Additional factors, such as the skill sets of the client’s staff, the client’s ability to embrace new or different technology, and the client’s ability to manage changes in project scope are often critical to the perceived project success. Accounting firms frequently find such variants daunting.

Accounting firms are generally adept at planning and managing audit and tax work efficiently. After the first year, these engagements can become repetitive and predictable in their management and outcome. The same may, of course, be said of technology projects. Unfortunately, the technology practice often involves a higher degree of risk. As new versions of the same software packages are released, they can significantly affect the product’s stability, its ease of integration with the client’s third-party products, and its capability to support the client’s existing processes with no changes. These disparities require skillful management of expectations by the technology practice of both the client and the CPA firm.

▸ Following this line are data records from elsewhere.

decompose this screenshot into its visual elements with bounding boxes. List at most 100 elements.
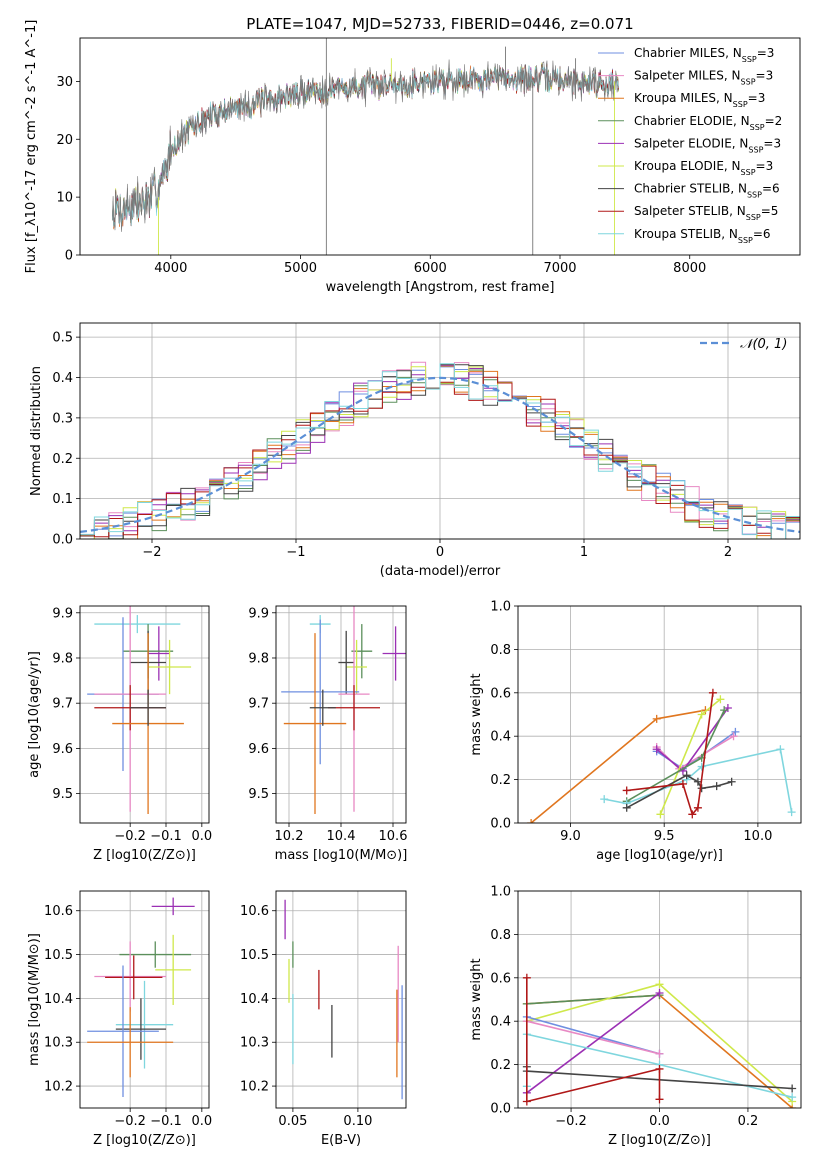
x-tick-label: −0.1 bbox=[150, 1114, 182, 1129]
weight-marker bbox=[622, 786, 631, 795]
legend-nssp: =3 bbox=[757, 46, 775, 60]
errorbar-point-chabrier-stelib bbox=[115, 998, 166, 1060]
y-tick-label: 10.3 bbox=[44, 1036, 73, 1051]
weight-marker bbox=[716, 695, 725, 704]
x-tick-label: 10.0 bbox=[743, 829, 772, 844]
panel-mass-vs-ebv: 0.05 0.10 10.2 10.3 10.4 10.5 10.6 E(B-V) bbox=[240, 890, 407, 1148]
x-tick-label: −0.2 bbox=[114, 829, 146, 844]
legend-subscript: SSP bbox=[741, 77, 756, 86]
plot-area bbox=[112, 38, 619, 255]
plot-area bbox=[87, 897, 195, 1098]
axes-overlay: −2 −1 0 1 2 0.0 0.1 0.2 0.3 0.4 0.5 (data-model)/er… bbox=[29, 322, 801, 579]
panel-mass-vs-Z: −0.2 −0.1 0.0 10.2 10.3 10.4 10.5 10.6 Z [log10(… bbox=[27, 890, 212, 1148]
y-tick-label: 10.3 bbox=[240, 1036, 269, 1051]
panel-age-vs-Z: −0.2 −0.1 0.0 9.5 9.6 9.7 9.8 9.9 Z [log10(Z/Z⊙)… bbox=[27, 605, 212, 863]
legend-nssp: =2 bbox=[765, 114, 783, 128]
y-axis-label: mass weight bbox=[469, 673, 484, 755]
y-tick-label: 1.0 bbox=[490, 885, 511, 900]
y-tick-label: 9.5 bbox=[52, 787, 73, 802]
panel-weight-vs-age: 9.0 9.5 10.0 0.0 0.2 0.4 0.6 0.8 1.0 age [log10(a… bbox=[469, 600, 802, 863]
legend-nssp: =3 bbox=[756, 69, 774, 83]
y-tick-label: 0.8 bbox=[490, 928, 511, 943]
weight-marker bbox=[655, 1095, 664, 1104]
weight-marker bbox=[720, 706, 729, 715]
histogram-kroupa-stelib bbox=[80, 363, 800, 539]
legend-label: Salpeter MILES, NSSP=3 bbox=[634, 69, 773, 87]
weight-marker bbox=[655, 1064, 664, 1073]
y-tick-label: 9.5 bbox=[248, 787, 269, 802]
legend-nssp: =3 bbox=[763, 136, 781, 150]
y-axis-label: age [log10(age/yr)] bbox=[27, 651, 42, 778]
errorbar-point-kroupa-elodie bbox=[155, 934, 192, 1005]
weight-marker bbox=[527, 819, 536, 823]
y-tick-label: 10.2 bbox=[44, 1080, 73, 1095]
plot-area bbox=[522, 973, 797, 1108]
y-tick-label: 9.7 bbox=[52, 697, 73, 712]
axes-overlay: 4000 5000 6000 7000 8000 0 10 20 30 wavelength [A… bbox=[24, 20, 801, 295]
weight-marker bbox=[693, 803, 702, 812]
x-tick-label: 5000 bbox=[284, 261, 317, 276]
legend-nssp: =3 bbox=[756, 159, 774, 173]
errorbar-point-chabrier-elodie bbox=[119, 941, 192, 968]
weight-line-chabrier-elodie bbox=[526, 994, 660, 1005]
axes-overlay: 0.05 0.10 10.2 10.3 10.4 10.5 10.6 E(B-V) bbox=[240, 890, 407, 1148]
y-tick-label: 10.6 bbox=[240, 904, 269, 919]
x-axis-label: E(B-V) bbox=[321, 1133, 361, 1148]
spectrum-line-kroupa-stelib bbox=[112, 65, 619, 227]
x-tick-label: −0.1 bbox=[150, 829, 182, 844]
weight-line-chabrier-miles bbox=[656, 731, 736, 770]
errorbar-point-chabrier-miles bbox=[87, 965, 159, 1098]
weight-marker bbox=[656, 810, 665, 819]
plot-area bbox=[527, 688, 796, 823]
legend-nssp: =3 bbox=[748, 91, 766, 105]
panel-age-vs-mass: 10.2 10.4 10.6 9.5 9.6 9.7 9.8 9.9 mass [log10(M… bbox=[248, 605, 408, 863]
y-tick-label: 0.4 bbox=[490, 730, 511, 745]
weight-marker bbox=[600, 795, 609, 804]
y-tick-label: 0.4 bbox=[52, 371, 73, 386]
x-tick-label: 4000 bbox=[154, 261, 187, 276]
axes-overlay: 9.0 9.5 10.0 0.0 0.2 0.4 0.6 0.8 1.0 age [log10(a… bbox=[469, 600, 802, 863]
legend-subscript: SSP bbox=[738, 235, 753, 244]
errorbar-point-salpeter-stelib bbox=[328, 685, 380, 731]
axes-frame bbox=[517, 605, 802, 824]
errorbar-point-chabrier-elodie bbox=[351, 624, 373, 679]
weight-marker bbox=[727, 777, 736, 786]
weight-line-salpeter-miles bbox=[526, 1020, 660, 1055]
y-axis-label: mass weight bbox=[469, 958, 484, 1040]
legend-subscript: SSP bbox=[748, 145, 763, 154]
weight-marker bbox=[682, 771, 691, 780]
y-tick-label: 0.2 bbox=[52, 452, 73, 467]
x-tick-label: 10.2 bbox=[275, 829, 304, 844]
errorbar-point-chabrier-stelib bbox=[130, 689, 166, 726]
x-tick-label: 0.10 bbox=[343, 1114, 372, 1129]
x-axis-label: Z [log10(Z/Z⊙)] bbox=[93, 1133, 196, 1148]
axes-frame bbox=[79, 605, 210, 824]
weight-marker bbox=[522, 973, 531, 982]
y-tick-label: 10.5 bbox=[240, 948, 269, 963]
y-tick-label: 0.0 bbox=[490, 1102, 511, 1117]
errorbar-point-chabrier-miles bbox=[281, 619, 360, 765]
axes-overlay: 10.2 10.4 10.6 9.5 9.6 9.7 9.8 9.9 mass [log10(M… bbox=[248, 605, 408, 863]
y-tick-label: 9.8 bbox=[52, 651, 73, 666]
legend-label-gaussian: 𝒩(0, 1) bbox=[740, 337, 787, 352]
legend-label: Kroupa STELIB, NSSP=6 bbox=[634, 227, 771, 245]
y-tick-label: 0.4 bbox=[490, 1015, 511, 1030]
errorbar-point-chabrier-stelib bbox=[309, 689, 336, 726]
legend-subscript: SSP bbox=[750, 122, 765, 131]
x-tick-label: 2 bbox=[724, 545, 732, 560]
axes-frame bbox=[79, 890, 210, 1109]
weight-marker bbox=[652, 745, 661, 754]
y-axis-label: Flux [f_λ10^-17 erg cm^-2 s^-1 A^-1] bbox=[24, 20, 39, 274]
y-tick-label: 0.2 bbox=[490, 773, 511, 788]
legend-subscript: SSP bbox=[733, 100, 748, 109]
y-axis-label: mass [log10(M/M⊙)] bbox=[27, 933, 42, 1066]
x-tick-label: 10.6 bbox=[379, 829, 408, 844]
weight-line-chabrier-stelib bbox=[626, 774, 732, 809]
weight-marker bbox=[688, 810, 697, 819]
errorbar-point-kroupa-miles bbox=[87, 1007, 174, 1078]
y-tick-label: 9.9 bbox=[52, 606, 73, 621]
x-tick-label: 6000 bbox=[414, 261, 447, 276]
legend-label: Kroupa ELODIE, NSSP=3 bbox=[634, 159, 773, 177]
x-axis-label: age [log10(age/yr)] bbox=[596, 848, 723, 863]
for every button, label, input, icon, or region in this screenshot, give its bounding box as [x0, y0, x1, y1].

I have reviewed some key attributes of technology implementations versus more traditional accounting projects. Another key difference between the technology practice and the accounting firm lies in the business development functions. Unlike the built-in annual cycle for accounting audits, many ERP implementation sales also require a more consistent and dedicated sales effort. Working with ERP publishers reinforces the on-going sales and marketing efforts required by this type of practice.

As a result, the accounting firm is generally not as experienced with the marketing and sales processes needed to maintain and grow a technology practice. The longer sales lead times, repetitive marketing campaigns, dedicated sales staff, and pricing/promotion tactics are frequently a foreign language to the traditional CPA practice. Understanding the costs, efforts, length of time, and sales efforts needed to build the technology practice are critical to its success.

I recently attended an ERP conference where the speakers heavily emphasized the sales and marketing requirements for the typical technology practice. To run and grow a technology practice requires the skill sets of marketing, sales, client management, project discipline, staff management, financial and accounting skills, and additional vertical subject matter expertise. Finding the right team that has these capabilities to balance growth with returns is a key requirement for your successful technology practice.

Seth Zarny is the Information Technology Partner at the Washington, D.C.-based firm Raffa PC. He joined the firm in 2004 after 19 years as a principal with Information Resource Associates, a financial systems and technology consulting firm. He sold the company to EYT, formerly Ernst & Young Technologies, in 2003. He specializes in technology consulting services, including financial system implementations for several leading product lines.